Rare diseases, Bartuli (Bambino Gesù): “It is essential to make a diagnosis in certain times”

by time news

Parents with children with diseases that are difficult to diagnose because they are rare or unknown “always ask three questions: what’s wrong with my child? Can he be treated? And what will his future be? To answer these questions, you need to have a diagnosis. the use of all the techniques available to give diagnoses to families in certain times is fundamental” because “the cost of a diagnostic delay is appalling not only for an economic issue but also in terms of emotional impact for the family. to all families a clear contract indicating what you do, with what prospects and when. Informed consent cannot fail to have this information “. So Andrea Bartuli, head of the Rare Diseases and Medical Genetics Unit, Bambino Gesù Pediatric Hospital in Rome, speaking today at the digital conference ‘Towards a national plan for precision medicine: rare diseases laboratory of omics sciences’.

The conference is organized by Omar (Observatory for rare diseases), Bambino Gesù pediatric hospital and Orphanet Italia, with the patronage of the Italian Society of Bioinformatics (Bits), the Hopen Onlus Foundation, Sibioc (Italian Society of Clinical Biochemistry and Clinical Molecular Biology – Medicine of laboratory) and with the unconditional contribution of JuliaOmix™ from GenomeUp, Roche Diagnostics and Thermo Fisher Scientific.

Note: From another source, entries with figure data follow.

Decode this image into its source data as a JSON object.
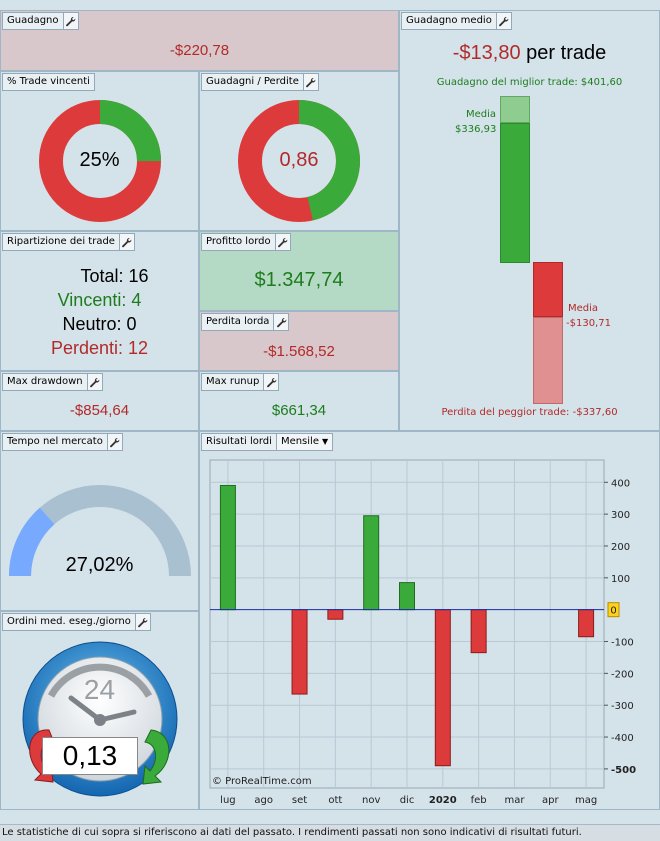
{
  "gain": {
    "title": "Guadagno",
    "value": "-$220,78"
  },
  "win_pct": {
    "title": "% Trade vincenti",
    "value": "25%",
    "fraction": 0.25
  },
  "gain_loss": {
    "title": "Guadagni / Perdite",
    "value": "0,86",
    "ratio": 0.86
  },
  "breakdown": {
    "title": "Ripartizione dei trade",
    "total": "Total: 16",
    "winners": "Vincenti: 4",
    "neutral": "Neutro: 0",
    "losers": "Perdenti: 12"
  },
  "gross_profit": {
    "title": "Profitto lordo",
    "value": "$1.347,74"
  },
  "gross_loss": {
    "title": "Perdita lorda",
    "value": "-$1.568,52"
  },
  "max_drawdown": {
    "title": "Max drawdown",
    "value": "-$854,64"
  },
  "max_runup": {
    "title": "Max runup",
    "value": "$661,34"
  },
  "avg_gain": {
    "title": "Guadagno medio",
    "value": "-$13,80",
    "suffix": "per trade",
    "best_label": "Guadagno del miglior trade: $401,60",
    "worst_label": "Perdita del peggior trade: -$337,60",
    "avg_win_label": "Media",
    "avg_win_value": "$336,93",
    "avg_loss_label": "Media",
    "avg_loss_value": "-$130,71"
  },
  "time_in_market": {
    "title": "Tempo nel mercato",
    "value": "27,02%",
    "fraction": 0.2702
  },
  "orders_per_day": {
    "title": "Ordini med. eseg./giorno",
    "value": "0,13",
    "clock_number": "24"
  },
  "gross_results": {
    "title": "Risultati lordi",
    "period_select": "Mensile"
  },
  "chart_data": {
    "type": "bar",
    "categories": [
      "lug",
      "ago",
      "set",
      "ott",
      "nov",
      "dic",
      "2020",
      "feb",
      "mar",
      "apr",
      "mag"
    ],
    "values": [
      390,
      0,
      -265,
      -30,
      295,
      85,
      -490,
      -135,
      0,
      0,
      -85
    ],
    "ylim": [
      -560,
      470
    ],
    "yticks": [
      400,
      300,
      200,
      100,
      -100,
      -200,
      -300,
      -400,
      -500
    ],
    "zero_marker": "0",
    "watermark": "© ProRealTime.com",
    "colors": {
      "positive": "#3aaa3a",
      "negative": "#dd3b3b",
      "zero_line": "#1a2aa8"
    },
    "grid": true
  },
  "footer": {
    "disclaimer": "Le statistiche di cui sopra si riferiscono ai dati del passato. I rendimenti passati non sono indicativi di risultati futuri."
  },
  "colors": {
    "green": "#3aaa3a",
    "red": "#dd3b3b",
    "gauge_blue": "#77aaff",
    "gauge_gray": "#a8c0d0"
  }
}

The parents come from “an odyssey. If the families have been around for a long time – continues Bartuli – it means that the genetic problem involved is not very clear. When the conditions have an evident clinical trend that allows us to immediately highlight the genes involved, one can do genomic research, but when there is no clear diagnostic hypothesis or when the diagnostic hypothesis is not confirmed, exome analysis must be done (Wes)”.

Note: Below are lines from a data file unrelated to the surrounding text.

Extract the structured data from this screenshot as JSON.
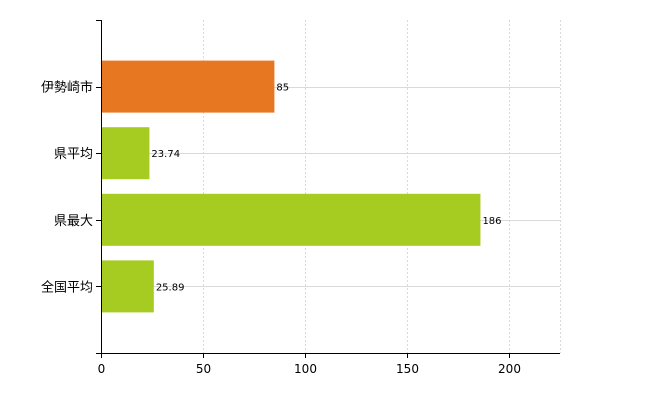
{
  "chart_data": {
    "type": "bar",
    "orientation": "horizontal",
    "categories": [
      "伊勢崎市",
      "県平均",
      "県最大",
      "全国平均"
    ],
    "values": [
      85,
      23.74,
      186,
      25.89
    ],
    "data_labels": [
      "85",
      "23.74",
      "186",
      "25.89"
    ],
    "bar_colors": [
      "#e87722",
      "#a6cc21",
      "#a6cc21",
      "#a6cc21"
    ],
    "xlim": [
      0,
      225
    ],
    "xticks": [
      0,
      50,
      100,
      150,
      200
    ],
    "grid": true,
    "grid_color": "#d9d9d9",
    "axis_color": "#000000",
    "legend": "none"
  }
}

Next generation sequencing (NGS) techniques include a number of complementary approaches: exome analysis (WES), which analyzes the coding part of the genome; genome sequencing (Wgs), which also analyzes non-coding regions; transcriptome (Ts) analysis, which identifies events that impact gene expression in quantitative and qualitative terms; the analysis of the methylome, which allows to functionally validate the genomic variants of uncertain significance. The West, to a lesser extent, the Wgs have entered the clinical practice of numerous countries, above all to support the diagnosis of rare patients and the stratification of patients suffering from oncological diseases.

“If there is no clear hypothesis – underlines Bartuli – we need exome analysis and we need competent laboratories, with experience and a large amount of activity because they are techniques that have now collapsed in terms of costs, but which to be sustainable must be in centers of diagnostic capacity. In a multi-regional national system like ours, it is unthinkable that there is a center of this kind in every region. For rare diseases there must be a national project that goes beyond the regional logic, as for tumors or transplants”. In this regard, “the intervention of the Human Genomics Society at the tables of the ministry – observes the expert – and a map drawn together that defines these aspects is essential to give dignity to conditions that determine a low quality of life in children and a frightening social impact in families and also to contain costs at a national level. It is necessary to avoid repeating surveys with a waste of time and money, when an exomic survey that can give answers is enough”.

Not all mutations are known. “In research and diagnostics we have a continuous sequencing of small patients who have immunodeficiency diseases”, adds, in his speech, Dejan Lazarevic, Coordinator of the Genomics lab, Omics Sciences, Irccs San Raffaele Hospital in Milan. “The discovery of the mutations in these patients – he continues – allows the application of gene therapy which could resolve the issue. Sequencing is fine when you are looking for a known mutation, but when there are unknown mutations you have to go through a series of evaluations that require a major effort from basic research to demonstrate that the variant is indeed the cause of the pathology”.

Ngs techniques, whose costs and times have been reduced by over 200 thousand times in the last 20 years, have proven to be useful not only in diagnosis, but also to benefit from targeted treatments and precision therapies on molecular targets. The cost-effectiveness evidence in rare disease patients justify its use as a first choice test in patients without diagnosis. Wes solves 30 to 60 percent of the problem of undiagnosed patients. The Italian commitment to genomics is based on the 2013 ‘Guidelines for genomics in public health’ and on the 2018 ‘Plan for the innovation of the health system based on omics sciences’. In 2020, a document from the working group of Section I of the Higher Health Council (CSS). Among the recommendations are: the inclusion in the Essential Levels of Assistance (Lea) of Wes sequencing as a first choice investigation or as a diagnostic study, especially in rare diseases, oncological diseases and in the study of the microbiome; the creation of a national network of specialized and certified structures; the creation of synergies between these and research centers and, lastly, the promotion of a national plan for precision medicine.